Arc representative Bre Ward said the young adults in the program call the Webster athletes “professionals” when they play against the team. She said even though a man like Griffin has an intimidating appearance, he is probably well aware of his non-verbal expressions. Ward explained that successful Arc volunteers usually have an awareness of how the young adults may perceive them.
“If the volunteer is smiling and enjoying it, they don’t look intimidating,” Ward said. “You have to be generous and be able to listen to someone else’s wants and needs.”
Griffin said after the camp in 2012, he was offered an internship at Arc in the summer of 2013. He declined the offer because he said he already promised his family he would travel back to Farmhaven.
McChicken, McDouble, medium fries and a medium drink is Griffin’s McDonalds meal. His brother, Charles Griffin, said he would take Aaron Griffin to any restaurant he wanted after his sibling scored 20 points and grabbed 21 rebounds for Webster against Rust College in December 2012. Charles Griffin also ordered the Griffin special.
Charles Griffin, Aaron Griffin’s junior of three years, took the two-hour drive to Rust from Farmhaven with his uncle and cousin to see his brother for the first time since he left home for college.

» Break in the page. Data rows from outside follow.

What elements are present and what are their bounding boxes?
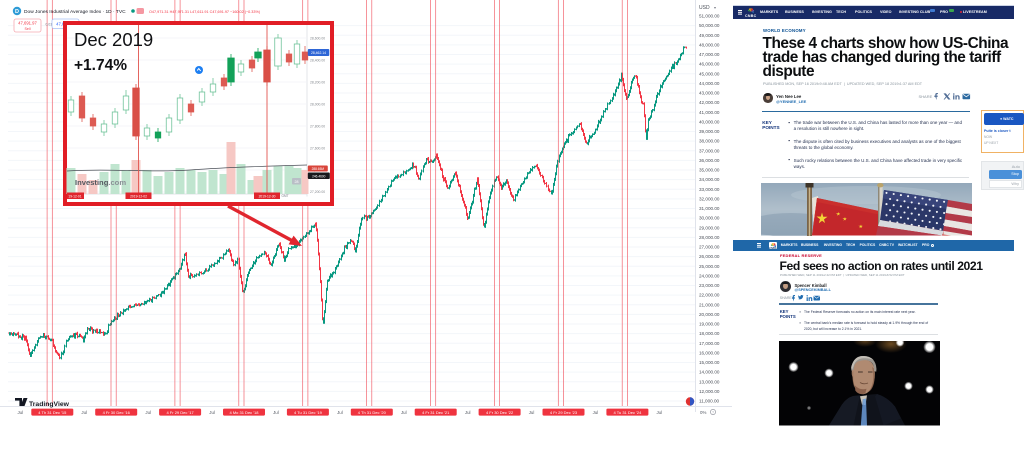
svg-text:48,000.00: 48,000.00	[699, 43, 720, 48]
svg-text:44,000.00: 44,000.00	[699, 81, 720, 86]
svg-text:4 Fr 29 Dec '17: 4 Fr 29 Dec '17	[166, 410, 194, 415]
svg-text:50,000.00: 50,000.00	[699, 23, 720, 28]
svg-text:Jul: Jul	[81, 410, 87, 415]
svg-text:16,000.00: 16,000.00	[699, 351, 720, 356]
svg-text:27,600.00: 27,600.00	[310, 146, 325, 150]
svg-text:Investing.com: Investing.com	[75, 178, 126, 187]
svg-text:28,000.00: 28,000.00	[310, 102, 325, 106]
svg-text:Jul: Jul	[593, 410, 599, 415]
svg-text:14,000.00: 14,000.00	[699, 370, 720, 375]
svg-text:4 Fr 30 Dec '22: 4 Fr 30 Dec '22	[486, 410, 514, 415]
svg-text:Jul: Jul	[17, 410, 23, 415]
svg-text:23,000.00: 23,000.00	[699, 283, 720, 288]
svg-text:35,000.00: 35,000.00	[699, 168, 720, 173]
svg-text:Jul: Jul	[273, 410, 279, 415]
svg-text:4 Fr 30 Dec '16: 4 Fr 30 Dec '16	[103, 410, 131, 415]
svg-text:29,000.00: 29,000.00	[699, 225, 720, 230]
svg-text:47,691.97: 47,691.97	[18, 21, 37, 26]
svg-text:4 Fr 31 Dec '21: 4 Fr 31 Dec '21	[422, 410, 450, 415]
svg-text:D: D	[15, 9, 19, 15]
svg-text:51,000.00: 51,000.00	[699, 14, 720, 19]
svg-text:Jul: Jul	[656, 410, 662, 415]
svg-text:43,000.00: 43,000.00	[699, 91, 720, 96]
svg-text:25,000.00: 25,000.00	[699, 264, 720, 269]
svg-text:?: ?	[712, 411, 714, 415]
svg-text:USD: USD	[699, 5, 710, 11]
svg-text:2019-12-02: 2019-12-02	[130, 194, 147, 198]
svg-text:27,200.00: 27,200.00	[310, 190, 325, 194]
svg-text:17,000.00: 17,000.00	[699, 341, 720, 346]
svg-text:Jul: Jul	[401, 410, 407, 415]
svg-text:31,000.00: 31,000.00	[699, 206, 720, 211]
svg-text:42,000.00: 42,000.00	[699, 100, 720, 105]
svg-text:28,200.00: 28,200.00	[310, 80, 325, 84]
svg-text:27,800.00: 27,800.00	[310, 124, 325, 128]
svg-text:4 Tu 31 Dec '24: 4 Tu 31 Dec '24	[613, 410, 642, 415]
svg-text:4 Th 31 Dec '15: 4 Th 31 Dec '15	[38, 410, 67, 415]
svg-text:27,000.00: 27,000.00	[699, 245, 720, 250]
svg-text:4 Mo 31 Dec '18: 4 Mo 31 Dec '18	[229, 410, 259, 415]
svg-text:30,000.00: 30,000.00	[699, 216, 720, 221]
svg-text:O47,971.31 H47,971.31 L47,611.: O47,971.31 H47,971.31 L47,611.91 C47,691…	[149, 10, 261, 14]
svg-text:Jul: Jul	[209, 410, 215, 415]
svg-text:Jul: Jul	[465, 410, 471, 415]
svg-text:4 Th 31 Dec '20: 4 Th 31 Dec '20	[358, 410, 387, 415]
svg-text:Sell: Sell	[25, 27, 31, 31]
svg-text:49,000.00: 49,000.00	[699, 33, 720, 38]
svg-text:19,000.00: 19,000.00	[699, 322, 720, 327]
svg-text:13,000.00: 13,000.00	[699, 379, 720, 384]
svg-text:45,000.00: 45,000.00	[699, 71, 720, 76]
svg-text:22,000.00: 22,000.00	[699, 293, 720, 298]
svg-text:46,000.00: 46,000.00	[699, 62, 720, 67]
svg-text:37,000.00: 37,000.00	[699, 148, 720, 153]
svg-text:4 Tu 31 Dec '19: 4 Tu 31 Dec '19	[294, 410, 323, 415]
svg-text:41,000.00: 41,000.00	[699, 110, 720, 115]
svg-text:2019-12-30: 2019-12-30	[259, 194, 276, 198]
svg-text:TradingView: TradingView	[29, 401, 70, 408]
svg-text:20,000.00: 20,000.00	[699, 312, 720, 317]
svg-text:28,600.00: 28,600.00	[310, 36, 325, 40]
svg-text:18,000.00: 18,000.00	[699, 331, 720, 336]
svg-text:GMT: GMT	[282, 194, 289, 198]
svg-text:32,000.00: 32,000.00	[699, 197, 720, 202]
svg-text:Dow Jones Industrial Average I: Dow Jones Industrial Average Index · 1D …	[24, 9, 126, 15]
svg-text:15,000.00: 15,000.00	[699, 360, 720, 365]
svg-text:38,000.00: 38,000.00	[699, 139, 720, 144]
svg-text:▾: ▾	[714, 5, 716, 10]
svg-text:19-12-01: 19-12-01	[68, 194, 81, 198]
svg-text:28: 28	[295, 180, 299, 184]
svg-text:11,000.00: 11,000.00	[699, 399, 720, 404]
svg-text:21,000.00: 21,000.00	[699, 302, 720, 307]
svg-text:4 Fr 29 Dec '23: 4 Fr 29 Dec '23	[550, 410, 578, 415]
svg-text:34,000.00: 34,000.00	[699, 177, 720, 182]
svg-text:Jul: Jul	[145, 410, 151, 415]
svg-text:39,000.00: 39,000.00	[699, 129, 720, 134]
svg-text:288.65M: 288.65M	[312, 167, 325, 171]
svg-text:47,000.00: 47,000.00	[699, 52, 720, 57]
svg-text:0.01: 0.01	[46, 23, 53, 27]
svg-text:Jul: Jul	[529, 410, 535, 415]
svg-text:246.4600: 246.4600	[312, 174, 326, 178]
svg-text:36,000.00: 36,000.00	[699, 158, 720, 163]
svg-text:26,000.00: 26,000.00	[699, 254, 720, 259]
svg-text:12,000.00: 12,000.00	[699, 389, 720, 394]
svg-text:28,400.00: 28,400.00	[310, 58, 325, 62]
svg-text:0%: 0%	[700, 410, 706, 415]
svg-text:40,000.00: 40,000.00	[699, 120, 720, 125]
svg-text:+1.74%: +1.74%	[74, 57, 127, 74]
svg-text:28,000.00: 28,000.00	[699, 235, 720, 240]
svg-text:Dec 2019: Dec 2019	[74, 29, 153, 50]
svg-text:24,000.00: 24,000.00	[699, 274, 720, 279]
svg-text:28,462.14: 28,462.14	[311, 51, 326, 55]
svg-text:Jul: Jul	[337, 410, 343, 415]
svg-text:33,000.00: 33,000.00	[699, 187, 720, 192]
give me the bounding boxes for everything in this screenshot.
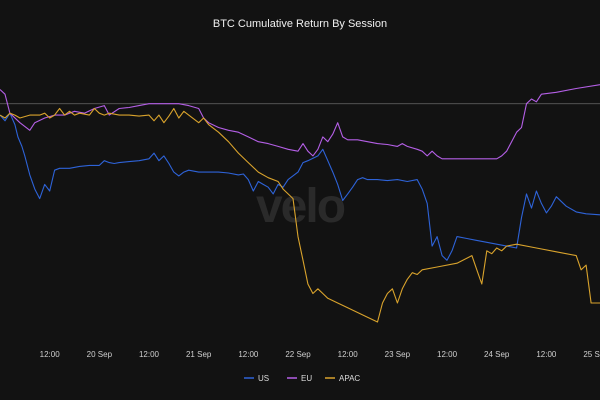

The pair did not make it to the stands until just before the tip-off.
“When I saw them, it just did something to me,” Aaron Griffin said. “I zoned everything out.”
Charles Griffin told his brother to promise him 10 points and 10 rebounds—Aaron Griffin McDoubled it.
“It was so overwhelming, because I always knew he had it in him,” Charles Griffin said.
Charles Griffin said some of his favorite childhood memories were the times he beat his brother in basketball—there were not many. They only had a small court with a wooden rim, but Charles Griffin believes that court was where Aaron Griffin became so tough.
They were often the youngest when they played their family members and peers, but Charles Griffin said Aaron Griffin could not be kept from the court.
Pastor James Griffin, Aaron Griffin’s father, said his son’s personality and friendly demeanor are exactly what he and his wife preached to their sons. Aaron Griffin agreed and said the sermons his father gave taught him a great deal. James Griffin began each sermon with a joke. If people are not paying attention, the elder Griffin said, there was no point to preach. A laugh would keep them coming back.
Before one Webster game in 2013, the team erupted from the locker room and warmed up in the traditional layup lines, Griffin took a detour six rows in the stands to greet a few crowd members.
Again, the court could not contain him after sinking the winning shot against Monmouth. Griffin jumped behind the Gorlok bench and thanked one of his professors he had persuaded to attend as her first Webster basketball game.
That Dec. 20 game against Monmouth was Griffin’s first game back. His plan was to wear the shirt his family made after the death of his grandfather so his basketball inspiration could be closer than ever, but he forgot it in his rush to get to the game. Vaughn had to bring it late, and Webster trailed Monmouth by 13 points with only four minutes remaining.
Aaron Griffin exited the huddle and met his grandfather’s eyes staring at him from the crowd.